The efficiency and reliability of workflows for texted orders are also impacted by EMR capabilities. Because this is such a new market requirement, low expectations are advised.
- Receive order messages from messaging system to document the order in the patient’s chart
- Receive order messages from messaging system into CPOE for order processing
- Generate CPOE alerts and allow users to receive and respond to alerts via messaging system
Policy and Procedure Development
This is where the real magic happens. Really. Here we figure out how everything’s going to work together in an overall process, based on how the foregoing requirements are met and how you want to handle any required work arounds. This is an iterative process as a balance is sought between system features, workflow, work arounds and risk management.
- Determine and document which types of orders may be texted
- Determine and document the required data fields for each text-able order
- Define and document the texting orders process in a formal use case and/or process flow – this is your main policy document
- Define the texting orders documentation requirements and process
- Conduct a rigorous risk assessment following a standard like ISO 14971, and define a risk management policy for texting orders going forward
- Define training requirements and training records
- Define a method to measure and report compliance with texting orders policy and procedures
These are the basic steps required to implement texting orders.
- Assess the secure messaging and collaboration platform
- Assess the EMR and CPOE systems
- Develop the policy and procedures
- Conduct risk assessment
- Configure messaging system as needed
- Configure EMR and CPOE systems as needed
- Complete and test systems integration
- Develop, conduct and document training
- Ongoing monitoring, reporting and CQI
The JC’s update was pretty solid, just poorly organized and unclear as to what was recommended and what was required. That said, there is still important information that’s missing: examples. A great example here is the risk analysis. Without an example of a risk analysis that includes a comprehensive list of risks, the first risk analysis on texting orders completed by a majority of provider organizations will likely be pretty weak. And JC survey teams won’t be much better, unless they’re coached by the JC with their own crib sheets. Examples of a complete set of policy and procedures could also serve as a benchmark agains which providers could compare their own efforts.
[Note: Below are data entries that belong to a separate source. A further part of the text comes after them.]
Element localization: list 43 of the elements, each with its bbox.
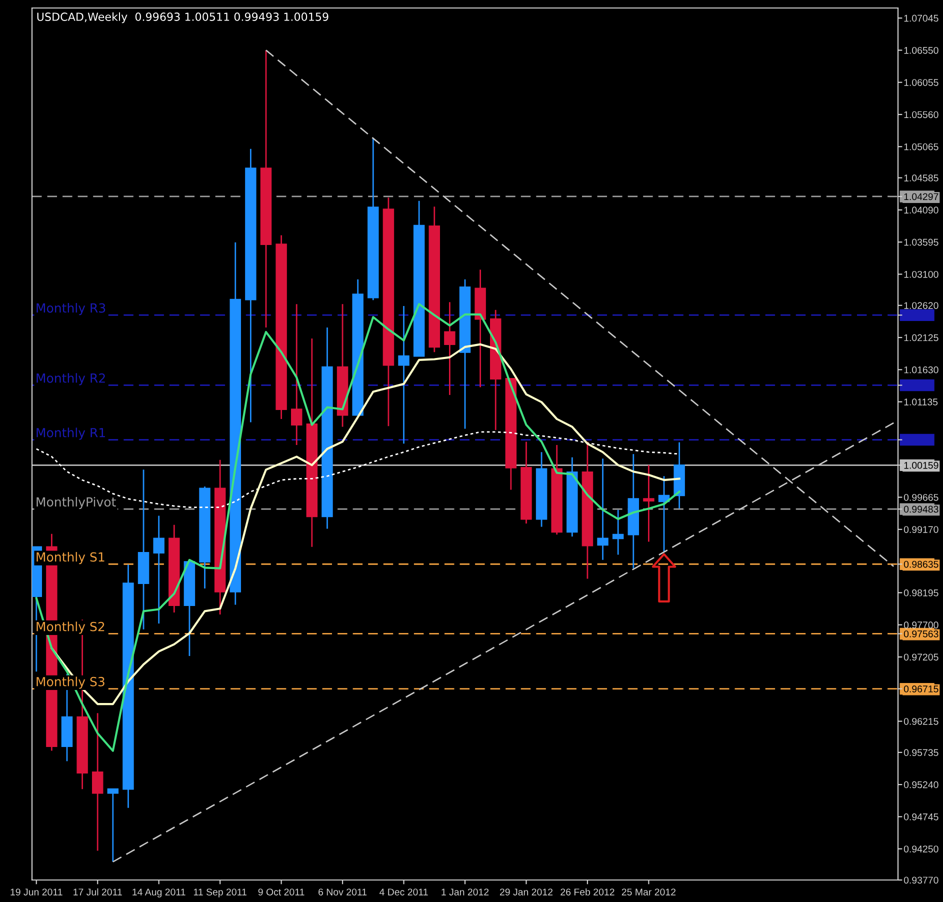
chart-title: USDCAD,Weekly 0.99693 1.00511 0.99493 1.00159 (37, 12, 328, 24)
ref-line-label: Monthly R1 (36, 428, 105, 440)
y-tick-label: 1.01135 (904, 398, 938, 406)
y-tick-label: 1.06055 (904, 79, 938, 86)
ref-line-label: MonthlyPivot (36, 496, 116, 510)
x-tick-label: 4 Dec 2011 (379, 888, 428, 896)
y-tick-label: 0.95735 (904, 749, 938, 756)
y-tick-label: 0.98195 (904, 589, 938, 596)
y-tick-label: 0.94745 (904, 813, 938, 820)
x-tick-label: 11 Sep 2011 (194, 888, 246, 898)
ref-line-label: Monthly S2 (36, 622, 104, 634)
x-tick-label: 19 Jun 2011 (10, 888, 62, 896)
y-tick-label: 1.01630 (904, 366, 938, 374)
y-tick-label: 1.06550 (904, 46, 938, 54)
y-tick-label: 1.05560 (904, 111, 938, 118)
y-tick-label: 0.96215 (904, 718, 938, 725)
x-tick-label: 25 Mar 2012 (622, 888, 676, 896)
x-tick-label: 6 Nov 2011 (318, 888, 367, 896)
y-tick-label: 1.02620 (904, 302, 938, 309)
ref-line-label: Monthly S1 (36, 552, 104, 564)
y-tick-label: 0.94250 (904, 846, 938, 852)
y-tick-label: 1.04090 (904, 206, 938, 214)
ref-line-label: Monthly R3 (36, 303, 106, 316)
y-tick-label: 1.07045 (904, 14, 938, 22)
ref-line-label: Monthly R2 (36, 373, 105, 386)
y-tick-label: 0.95240 (904, 781, 938, 788)
y-tick-label: 0.97700 (904, 622, 938, 628)
x-tick-label: 17 Jul 2011 (74, 888, 122, 896)
x-tick-label: 29 Jan 2012 (500, 888, 553, 896)
y-tick-label: 1.03595 (904, 238, 938, 246)
y-tick-label: 1.02125 (904, 334, 938, 342)
y-tick-label: 1.03100 (904, 270, 938, 278)
x-tick-label: 14 Aug 2011 (132, 888, 186, 898)
y-tick-label: 0.99665 (904, 494, 938, 501)
x-tick-label: 9 Oct 2011 (258, 888, 304, 896)
y-tick-label: 0.93770 (904, 876, 938, 884)
y-tick-label: 1.04585 (904, 174, 938, 182)
ref-line-label: Monthly S3 (36, 676, 104, 689)
y-tick-label: 1.05065 (904, 143, 938, 150)
y-tick-label: 0.97205 (904, 654, 938, 661)
y-tick-label: 0.99170 (904, 526, 938, 533)
x-tick-label: 1 Jan 2012 (442, 888, 489, 896)
x-tick-label: 26 Feb 2012 (560, 888, 614, 896)
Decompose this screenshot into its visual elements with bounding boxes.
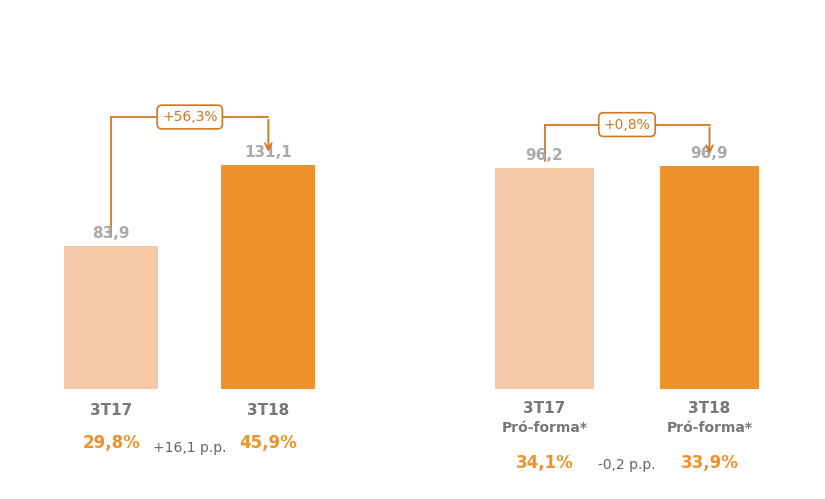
Text: -0,2 p.p.: -0,2 p.p. xyxy=(598,458,656,473)
Text: +0,8%: +0,8% xyxy=(604,118,650,132)
Text: 3T17: 3T17 xyxy=(90,403,132,418)
Bar xyxy=(660,166,759,389)
Text: 96,9: 96,9 xyxy=(691,146,728,162)
Text: +56,3%: +56,3% xyxy=(162,110,218,124)
Text: Pró-forma*: Pró-forma* xyxy=(667,422,752,436)
Text: +16,1 p.p.: +16,1 p.p. xyxy=(153,441,227,455)
Text: 83,9: 83,9 xyxy=(92,226,130,241)
Text: 96,2: 96,2 xyxy=(526,148,563,163)
Text: 131,1: 131,1 xyxy=(244,145,292,160)
Text: 29,8%: 29,8% xyxy=(82,434,140,452)
Text: 3T18: 3T18 xyxy=(688,401,731,416)
Text: 33,9%: 33,9% xyxy=(681,454,738,472)
Bar xyxy=(221,165,315,389)
Text: 45,9%: 45,9% xyxy=(239,434,297,452)
Text: Pró-forma*: Pró-forma* xyxy=(502,422,587,436)
Bar xyxy=(495,168,594,389)
Text: 3T17: 3T17 xyxy=(523,401,566,416)
Bar xyxy=(64,246,158,389)
Text: 34,1%: 34,1% xyxy=(516,454,573,472)
Text: 3T18: 3T18 xyxy=(248,403,290,418)
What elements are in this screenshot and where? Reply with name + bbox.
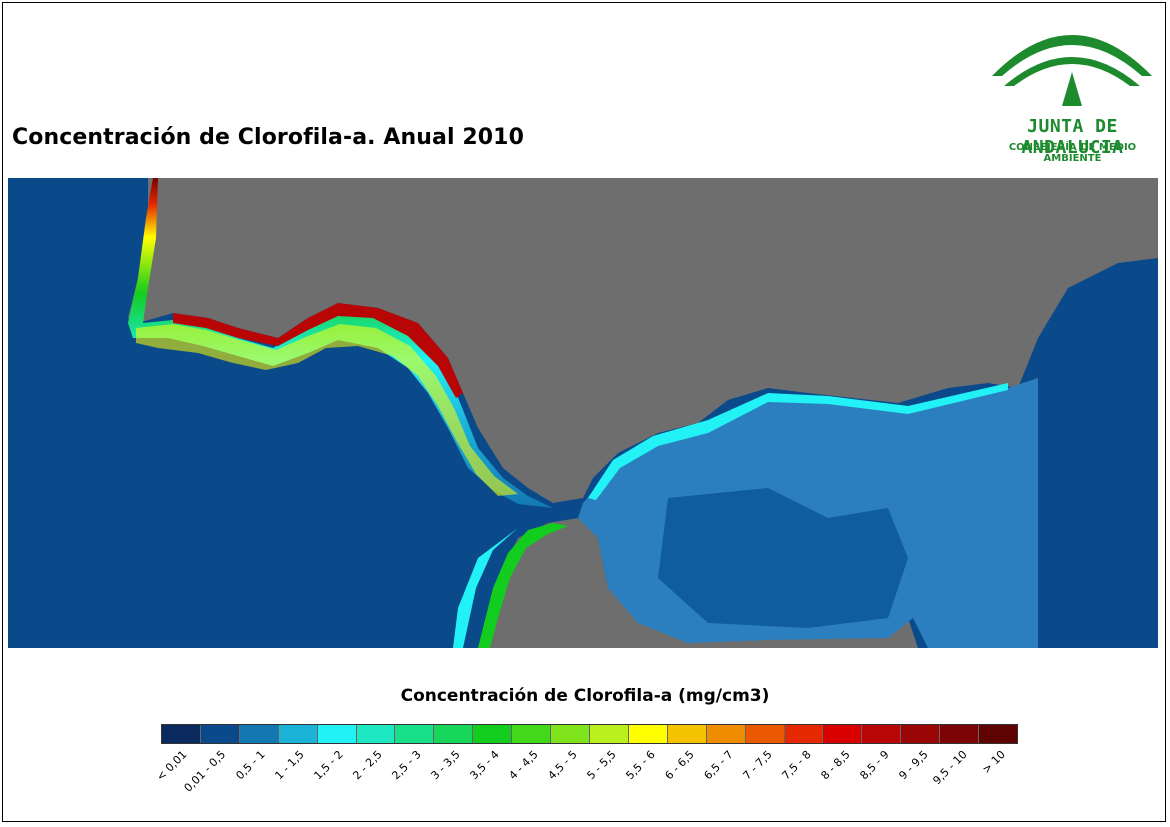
coastal-bloom-mid xyxy=(136,324,518,496)
legend-label: > 10 xyxy=(979,748,1008,777)
legend-color-bar xyxy=(161,724,1018,744)
coastal-bloom-south xyxy=(478,523,568,648)
legend-swatch xyxy=(395,725,435,743)
legend-swatch xyxy=(823,725,863,743)
legend-label: 1 - 1,5 xyxy=(272,748,307,783)
legend-swatch xyxy=(667,725,707,743)
legend-label: 3,5 - 4 xyxy=(467,748,502,783)
legend-swatch xyxy=(745,725,785,743)
legend-swatch xyxy=(901,725,941,743)
chlorophyll-map xyxy=(8,178,1158,648)
coastal-bloom-alboran xyxy=(588,383,1008,500)
legend-label: 0,01 - 0,5 xyxy=(181,748,229,795)
legend-label: 3 - 3,5 xyxy=(428,748,463,783)
legend-swatch xyxy=(706,725,746,743)
legend-label: 7,5 - 8 xyxy=(779,748,814,783)
legend-label: 9 - 9,5 xyxy=(895,748,931,783)
legend-label: 4 - 4,5 xyxy=(506,748,541,783)
coastal-bloom-north xyxy=(128,178,553,508)
legend-label: 2,5 - 3 xyxy=(389,748,424,783)
legend-swatch xyxy=(979,725,1017,743)
legend-swatch xyxy=(862,725,902,743)
iberia-land xyxy=(128,178,1158,503)
legend-label: 4,5 - 5 xyxy=(545,748,580,783)
legend-title: Concentración de Clorofila-a (mg/cm3) xyxy=(400,686,770,706)
coastal-bloom-red xyxy=(173,303,463,398)
legend-label: 9,5 - 10 xyxy=(929,748,970,788)
legend-swatch xyxy=(162,725,201,743)
logo-subtitle: CONSEJERÍA DE MEDIO AMBIENTE xyxy=(1008,142,1137,164)
logo-name: JUNTA DE ANDALUCIA xyxy=(1021,116,1124,158)
junta-andalucia-logo xyxy=(992,35,1152,106)
legend-swatch xyxy=(628,725,668,743)
legend-label: 0,5 - 1 xyxy=(233,748,269,783)
legend-label: 5,5 - 6 xyxy=(623,748,658,783)
legend-swatch xyxy=(200,725,240,743)
legend-swatch xyxy=(356,725,396,743)
legend-swatch xyxy=(784,725,824,743)
legend-label: 6 - 6,5 xyxy=(662,748,697,783)
map-title: Concentración de Clorofila-a. Anual 2010 xyxy=(12,125,524,150)
africa-land xyxy=(478,518,918,648)
coastal-bloom-south-outer xyxy=(453,528,518,648)
legend-label: 7 - 7,5 xyxy=(740,748,775,783)
legend-swatch xyxy=(434,725,474,743)
legend-label: 8 - 8,5 xyxy=(818,748,853,783)
legend-label: 2 - 2,5 xyxy=(350,748,385,783)
legend-swatch xyxy=(473,725,513,743)
legend-swatch xyxy=(551,725,590,743)
legend-label: 1,5 - 2 xyxy=(311,748,346,783)
legend-label: 5 - 5,5 xyxy=(584,748,619,783)
legend-swatch xyxy=(239,725,279,743)
legend-swatch xyxy=(278,725,318,743)
alboran-deep xyxy=(658,488,908,628)
legend-swatch xyxy=(512,725,552,743)
legend-label: 8,5 - 9 xyxy=(857,748,892,783)
legend-swatch xyxy=(317,725,357,743)
legend-swatch xyxy=(940,725,980,743)
legend-label: 6,5 - 7 xyxy=(701,748,736,783)
legend-swatch xyxy=(589,725,629,743)
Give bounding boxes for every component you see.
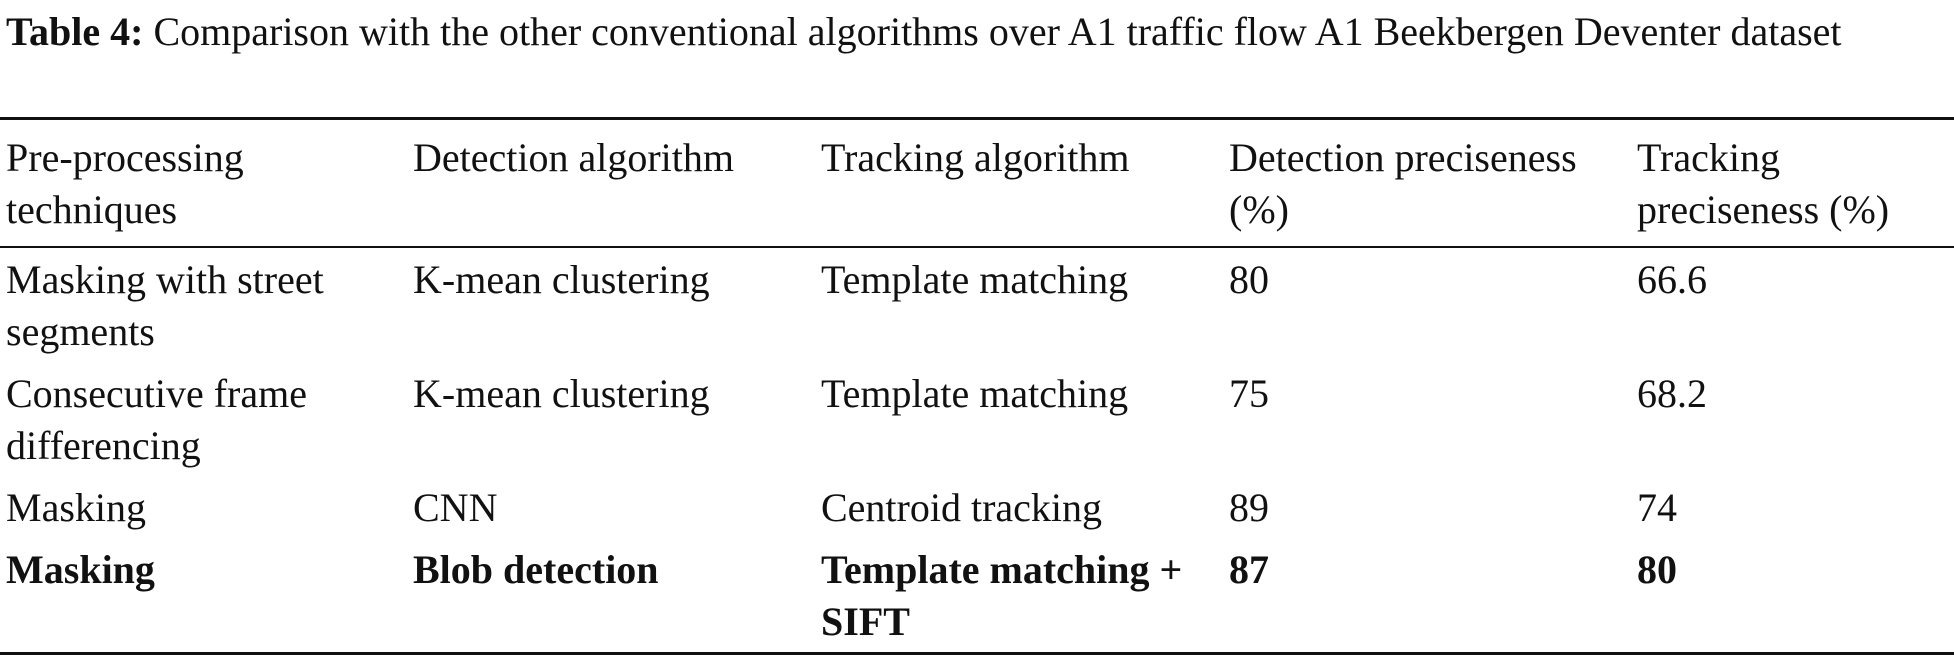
table-cell: Masking <box>6 485 146 530</box>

The experience level with secure messaging and collaboration systems among provider organizations (and the JC) is limited. Most providers have yet to buy and implement their first secure messaging and collaboration system intended for use in health care. And those providers who have bought, have likely only bought their first such system and are still coming to grips with all the things they didn’t know they didn’t know, but wish they had known before they bought. This situation is typical of emerging markets.
All this focus on the requirements for a secure messaging system in the update (and many of the following posts and articles) are a bit of a red herring. Back in 2011, and before, secure messaging and collaboration systems intended for health care existed that met all the requirements described in the JC update. Apparently, the JC was not aware of this.
In summary, we’ve reviewed the latest in the JC’s love/hate relationship with texting orders. We also took a closer look at the capabilities and effort required to implement texting orders. Like much technology in health care, the real issue is developing effective policy and procedures that will result in an efficient workflow that is safe and effective.